Van Houten also hopes to be able to convey a personal message to the Rabobank directors:
‘I haven’t been able to sleep for five days, how do you reach someone who really has influence?’
According to Rabobank, the meeting is not the right place for this action. “It’s not like a general meeting of shareholders,” they write in a response on their site. They point out that the evening is organized by a foundation that is separate from Rabobank and that the financial director will only be present for a brief explanation of last year’s policy. “Participation is not an issue at this meeting, it is an informative get-together.” Rabobank also disagrees with Milieudefensie in terms of content.

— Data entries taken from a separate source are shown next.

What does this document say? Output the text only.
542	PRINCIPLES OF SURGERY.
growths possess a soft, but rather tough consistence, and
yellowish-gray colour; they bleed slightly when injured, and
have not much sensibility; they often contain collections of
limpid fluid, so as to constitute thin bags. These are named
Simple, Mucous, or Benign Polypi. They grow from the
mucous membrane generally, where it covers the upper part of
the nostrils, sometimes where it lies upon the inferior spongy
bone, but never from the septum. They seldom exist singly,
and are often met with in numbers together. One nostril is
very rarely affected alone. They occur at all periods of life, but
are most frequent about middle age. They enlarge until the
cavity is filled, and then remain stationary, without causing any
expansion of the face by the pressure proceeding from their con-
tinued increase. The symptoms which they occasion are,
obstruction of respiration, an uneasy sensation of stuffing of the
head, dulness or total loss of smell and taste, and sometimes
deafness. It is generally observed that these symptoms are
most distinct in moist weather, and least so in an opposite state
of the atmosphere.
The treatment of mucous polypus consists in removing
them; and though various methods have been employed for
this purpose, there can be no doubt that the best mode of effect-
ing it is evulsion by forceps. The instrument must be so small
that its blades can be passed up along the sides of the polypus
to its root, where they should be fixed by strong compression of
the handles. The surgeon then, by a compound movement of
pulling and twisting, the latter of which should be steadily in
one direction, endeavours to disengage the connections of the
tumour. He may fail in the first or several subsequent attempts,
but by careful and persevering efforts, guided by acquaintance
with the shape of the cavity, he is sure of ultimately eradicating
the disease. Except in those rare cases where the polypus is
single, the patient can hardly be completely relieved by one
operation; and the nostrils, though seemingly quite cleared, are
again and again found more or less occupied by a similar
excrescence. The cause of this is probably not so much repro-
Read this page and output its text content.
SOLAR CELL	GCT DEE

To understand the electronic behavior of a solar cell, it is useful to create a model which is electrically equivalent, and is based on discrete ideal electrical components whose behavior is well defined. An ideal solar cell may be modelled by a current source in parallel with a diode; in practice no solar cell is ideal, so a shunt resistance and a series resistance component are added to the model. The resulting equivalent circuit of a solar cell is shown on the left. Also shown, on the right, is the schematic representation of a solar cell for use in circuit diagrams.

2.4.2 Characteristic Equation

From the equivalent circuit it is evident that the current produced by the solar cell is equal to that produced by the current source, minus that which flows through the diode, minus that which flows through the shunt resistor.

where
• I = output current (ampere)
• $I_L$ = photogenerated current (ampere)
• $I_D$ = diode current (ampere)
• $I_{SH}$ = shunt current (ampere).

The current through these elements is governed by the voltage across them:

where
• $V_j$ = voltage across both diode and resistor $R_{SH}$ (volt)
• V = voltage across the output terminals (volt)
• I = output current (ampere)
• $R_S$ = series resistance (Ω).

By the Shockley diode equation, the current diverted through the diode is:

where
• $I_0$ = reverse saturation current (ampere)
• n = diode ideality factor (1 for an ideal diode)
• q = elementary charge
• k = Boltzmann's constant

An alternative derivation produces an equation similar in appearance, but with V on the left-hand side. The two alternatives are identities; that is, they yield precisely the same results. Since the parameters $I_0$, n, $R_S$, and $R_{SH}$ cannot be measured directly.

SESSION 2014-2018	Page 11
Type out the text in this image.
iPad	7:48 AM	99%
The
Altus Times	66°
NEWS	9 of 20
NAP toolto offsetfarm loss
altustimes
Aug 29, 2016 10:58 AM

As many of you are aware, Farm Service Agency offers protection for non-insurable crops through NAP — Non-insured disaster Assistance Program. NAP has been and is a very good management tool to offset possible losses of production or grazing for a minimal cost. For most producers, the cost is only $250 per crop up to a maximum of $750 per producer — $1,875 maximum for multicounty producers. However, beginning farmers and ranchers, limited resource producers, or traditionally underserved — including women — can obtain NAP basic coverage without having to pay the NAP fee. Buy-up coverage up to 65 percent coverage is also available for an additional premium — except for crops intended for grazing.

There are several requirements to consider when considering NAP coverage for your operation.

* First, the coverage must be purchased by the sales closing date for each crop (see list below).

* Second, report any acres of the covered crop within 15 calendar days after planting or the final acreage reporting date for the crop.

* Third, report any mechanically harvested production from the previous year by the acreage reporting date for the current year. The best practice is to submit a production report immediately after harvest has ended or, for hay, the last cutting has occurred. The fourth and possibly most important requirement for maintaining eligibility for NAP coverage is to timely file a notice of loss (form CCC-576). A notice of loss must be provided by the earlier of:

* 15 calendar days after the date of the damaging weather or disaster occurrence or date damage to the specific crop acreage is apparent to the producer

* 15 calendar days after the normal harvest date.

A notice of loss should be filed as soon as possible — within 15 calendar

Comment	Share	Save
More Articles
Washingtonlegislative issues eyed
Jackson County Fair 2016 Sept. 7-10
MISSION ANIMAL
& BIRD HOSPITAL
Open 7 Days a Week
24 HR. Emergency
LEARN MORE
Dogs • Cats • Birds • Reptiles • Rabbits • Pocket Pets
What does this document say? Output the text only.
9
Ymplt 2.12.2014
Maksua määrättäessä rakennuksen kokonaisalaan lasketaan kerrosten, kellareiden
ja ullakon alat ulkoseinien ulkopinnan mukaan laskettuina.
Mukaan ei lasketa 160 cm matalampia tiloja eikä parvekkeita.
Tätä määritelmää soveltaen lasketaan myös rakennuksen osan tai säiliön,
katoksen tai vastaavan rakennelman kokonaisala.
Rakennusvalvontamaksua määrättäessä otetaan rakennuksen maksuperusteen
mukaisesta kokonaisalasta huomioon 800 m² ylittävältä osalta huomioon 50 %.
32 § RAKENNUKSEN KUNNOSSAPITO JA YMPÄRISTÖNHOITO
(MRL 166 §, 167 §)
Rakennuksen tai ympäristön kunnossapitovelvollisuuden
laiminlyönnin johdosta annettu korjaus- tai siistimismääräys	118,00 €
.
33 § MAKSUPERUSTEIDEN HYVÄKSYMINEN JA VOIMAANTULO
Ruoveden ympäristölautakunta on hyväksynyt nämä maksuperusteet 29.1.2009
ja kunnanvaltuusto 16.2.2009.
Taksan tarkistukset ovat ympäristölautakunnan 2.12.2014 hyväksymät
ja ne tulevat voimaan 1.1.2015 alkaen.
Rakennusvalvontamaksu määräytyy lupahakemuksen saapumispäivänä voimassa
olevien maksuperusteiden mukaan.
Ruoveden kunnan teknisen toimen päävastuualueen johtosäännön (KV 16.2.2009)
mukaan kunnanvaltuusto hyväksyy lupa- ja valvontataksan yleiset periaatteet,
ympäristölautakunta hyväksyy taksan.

Rabobank has invited Van Houten and Milieudefensie for coffee and a conversation, but the environmental organization does not respond. “We’ve had conversations before and nothing came of it. You can’t keep drinking coffee forever,” says spokesman Peer de Rijk.
It is a pity that chairman of the board Stefaan Decraene will not be there, says De Rijk, but it does not stop them. “As a cooperative bank, Rabobank has no shareholders, so this is the only way to hold Rabotop publicly accountable.”
Happy with support
Buying shares (or, in the case of Rabobank, certificates) to gain a say is a method that climate activists at home and abroad are increasingly using to put pressure on companies to tighten up their climate goals. Mark van Baal of Follow This has been trying for years to make large oil companies greener ‘from the inside’ by submitting climate resolutions to shareholders’ meetings.
He is pleased with the support of well-known Dutch people such as Van Houten. “Companies often think mainly of the interests of the shareholders and the company itself. The general public is also often completely unaware of the importance of the role of financial institutions in the energy transition. A well-known name can help enormously with that.”
Hypocritical
Nevertheless, Van Houten receives a lot of criticism for the fact that she is now committed to the climate. She hears a lot of accusations that she is hypocritical in particular. She has flown a lot for her work and will do so in the future, she says. “I’ve never been an activist either. I want people to like me. Until a few months ago I felt and saw how serious the matter is.”
Milieudefensie also points out that no one is without climate sin. Spokesman De Rijk: “Especially someone like Carice can show that it is never too late to take action.”